Wednesday, Feb 21st

Last updateWed, 21 Feb 2018 12pm

Woman Arrested For Removing Hijab in Tehran Refuses to Repent Despite Facing 10 Years in Prison


CHRI - Narges Hosseini, who was arrested for protesting Iran’s compulsory hijab, refused to appear in court to face charges punishable by up to 10 years, including “encouraging immorality or prostitution.”

“Ms. Hosseini did not even appear in court to express remorse for her action. She said she objects to the forced hijab and considers it her legal right to express her protest,” Hosseini’s lawyer, Nasrin Sotoudeh, told the Center for Human Rights in Iran (CHRI) on February 5, 2018.

Hosseini, 32, has been in detention since January 29, 2018. She was unable to pay the $135,000 USD bail set by the judge presiding over her case.

She was arrested on January 29, 2018, for posting a photo on social media of herself standing on a bench holding her white headscarf like a flag on Tehran’s Revolution’s Street.

All women in Iran are required to cover their hair and bodies in public.

Vida Movahed was the first woman to be arrested after she did the same thing in late December 2017 in Tehran. The act of removing your headscarf in public and waving it like a flag has become a symbol for the “Girls of Revolution Street” movement, which advocates choice over compulsion for women’s clothing.

“Ms. Hosseini is being held in difficult circumstances in Gharchak Prison [south of Tehran] but she is not prepared to say she is sorry,” Sotoudeh, a prominent human rights lawyer, told CHRI. “She believes she’s innocent.”

Hosseini is facing the charges of, “openly committing a har?m [sinful] act” and “violating public prudency” under Article 638 and “encouraging immorality or prostitution” under Article 639.

According to Article 639 of Iran’s Islamic Penal Code, “The following individuals shall be sentenced to one year to 10 years’ imprisonment… A – Anyone who establishes or directs a place of immorality or prostitution. B – Anyone who facilitates or encourages people to commit immorality or prostitution.”

Article 638 states, “Anyone in public places and roads who openly commits a har?m [sinful] act, in addition to the punishment provided for the act, shall be sentenced to two months’ imprisonment or up to 74 lashes; and if they commit an act that is not punishable but violates public prudency, they shall only be sentenced to 10 days to two months’ imprisonment or up to 74 lashes.”
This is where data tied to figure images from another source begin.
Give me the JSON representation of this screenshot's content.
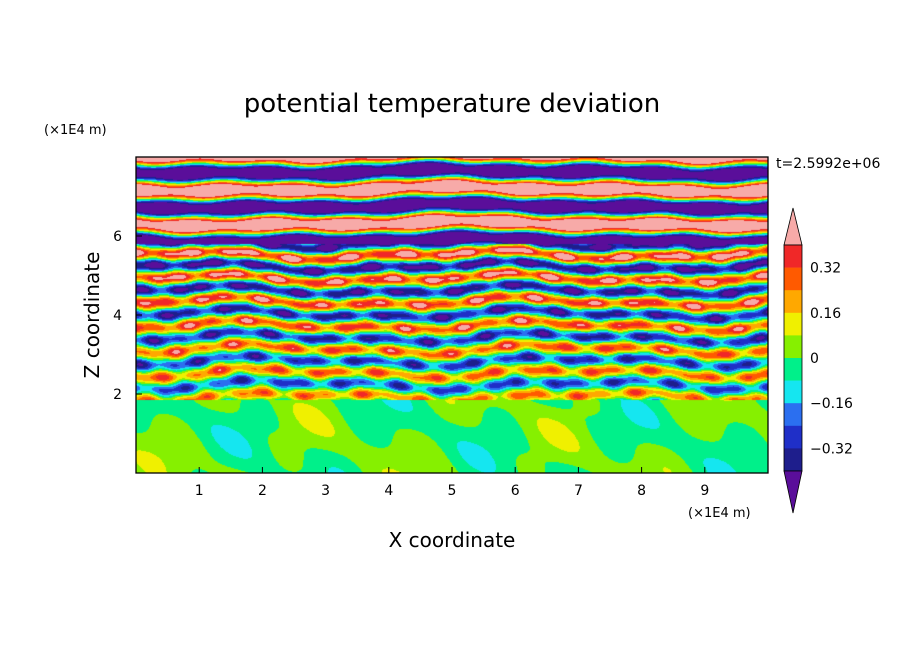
{
  "chart_data": {
    "type": "heatmap",
    "title": "potential temperature deviation",
    "xlabel": "X coordinate",
    "ylabel": "Z coordinate",
    "x_unit": "(×1E4 m)",
    "y_unit": "(×1E4 m)",
    "time_label": "t=2.5992e+06",
    "xlim": [
      0,
      10
    ],
    "ylim": [
      0,
      8
    ],
    "x_ticks": [
      "1",
      "2",
      "3",
      "4",
      "5",
      "6",
      "7",
      "8",
      "9"
    ],
    "y_ticks": [
      "2",
      "4",
      "6"
    ],
    "colorbar": {
      "levels": [
        -0.4,
        -0.32,
        -0.24,
        -0.16,
        -0.08,
        0,
        0.08,
        0.16,
        0.24,
        0.32,
        0.4
      ],
      "tick_labels": [
        "0.32",
        "0.16",
        "0",
        "−0.16",
        "−0.32"
      ],
      "colors": [
        "#5a0e9a",
        "#1e1e8c",
        "#1f2fc8",
        "#2b6ff0",
        "#15e6f0",
        "#00f08a",
        "#86f000",
        "#f0f000",
        "#ffa800",
        "#ff5a00",
        "#f02828",
        "#f7aaa8"
      ],
      "extend": "both"
    },
    "bands": [
      {
        "z": [
          0.0,
          1.85
        ],
        "level": "~0",
        "description": "green/light-green mixed"
      },
      {
        "z": [
          1.85,
          5.8
        ],
        "level": "oscillating",
        "description": "layered ±0.4"
      },
      {
        "z": [
          5.8,
          8.0
        ],
        "level": "extremes",
        "description": "alternating violet / pink"
      }
    ]
  }
}
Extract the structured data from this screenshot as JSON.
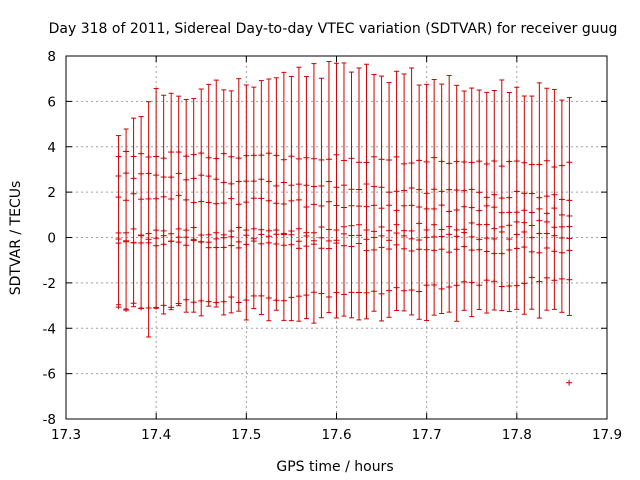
{
  "chart_data": {
    "type": "errorbar",
    "title": "Day 318 of 2011, Sidereal Day-to-day VTEC variation (SDTVAR) for receiver guug",
    "xlabel": "GPS time / hours",
    "ylabel": "SDTVAR / TECUs",
    "xlim": [
      17.3,
      17.9
    ],
    "ylim": [
      -8,
      8
    ],
    "xticks": [
      "17.3",
      "17.4",
      "17.5",
      "17.6",
      "17.7",
      "17.8",
      "17.9"
    ],
    "yticks": [
      "-8",
      "-6",
      "-4",
      "-2",
      "0",
      "2",
      "4",
      "6",
      "8"
    ],
    "grid": true,
    "colors": {
      "series": "#cc0000",
      "grid": "#a0a0a0",
      "axis": "#000000"
    },
    "time_range": [
      17.3583,
      17.8583
    ],
    "bands": [
      {
        "start": 3.7,
        "end": 3.25
      },
      {
        "start": 2.8,
        "end": 1.75
      },
      {
        "start": 1.8,
        "end": 1.1
      },
      {
        "start": 0.2,
        "end": 0.6
      },
      {
        "start": -0.1,
        "end": 0.1
      },
      {
        "start": -0.2,
        "end": -0.6
      },
      {
        "start": -3.1,
        "end": -1.8
      }
    ],
    "error_envelope": {
      "upper": [
        6.0,
        7.5,
        6.3
      ],
      "lower": [
        -3.0,
        -3.6,
        -3.2
      ],
      "peak_x": 17.6
    },
    "outliers": [
      {
        "x": 17.858,
        "y": -6.4
      }
    ]
  }
}
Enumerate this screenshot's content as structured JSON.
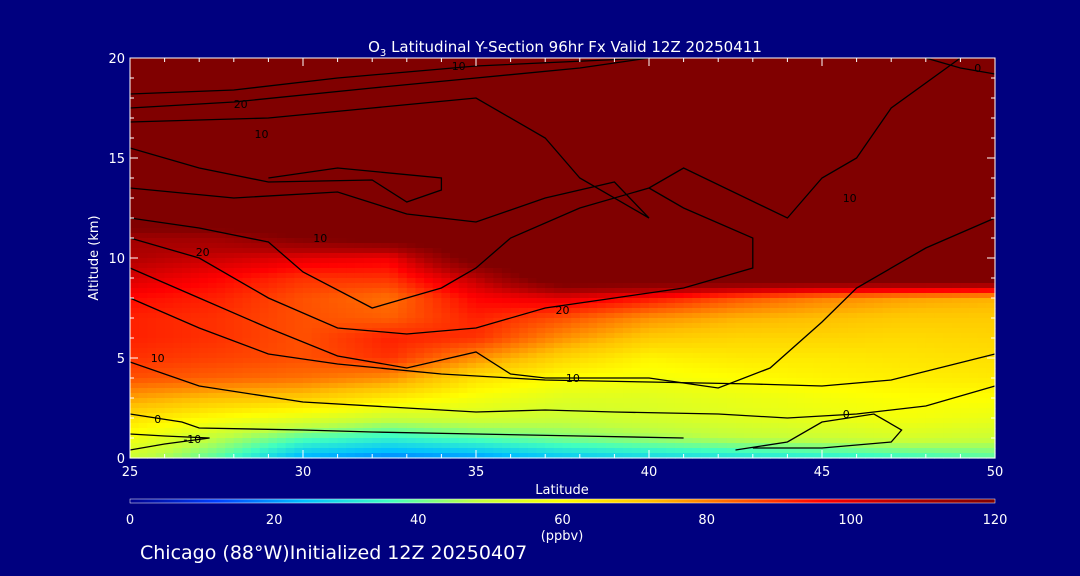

Hosseini’s lawyer also rejected a senior judicial official’s claim that her client is a drug addict.

On February 4, Judiciary Spokesman Gholam-Hossein Mohseni-Ejei told the semi-official Iranian Students News Agency (ISNA) that some of the hijab protesters “have been taking industrial drugs and participating in an organized plot hatched abroad.”

“Despite the Judiciary Spokesman’s false claim, Narges Hosseini has never consumed drugs in her life,” Sotoudeh told CHRI.

Iranian officials also accused two protesters who died in detention of being drug addicts. Some detainees in Evin Prison were also told by their interrogators to admit to being drug addicts to speed up their release, according to Sotoudeh.

Since late January 2018, at least 29 people have been arrested in cities throughout Iran, including Tehran, Mashhad, Isfahan and Rasht, for joining the “Girls of Revolution Street” movement and posting photos of themselves on social media with their hair uncovered.

On January 30, Prosecutor General Mohammad Jafar Montazeri dismissed the protests as a “minor issue” and criticized the protesters for being “childish.”

“We have a population of about 80 million people and the vast majority of our women either wear the chador or have an appropriate hijab,” he said.

“In these circumstances, they will not allow the enemy to carry out its plans,” added Montazeri. “It was a childish move for a young girl to take off her scarf in a place where people are living their normal lives and some people were assigned to post the films on the cyber network.”

He continued: “I think those who committed these acts did it mostly out of ignorance. Their emotions were stirred by foreign instigations. Most of our people are Muslim and observe religious laws. These actions do not have much of an impact. Anyone appearing on the street without a hijab is committing a crime and can be pursued by the law.”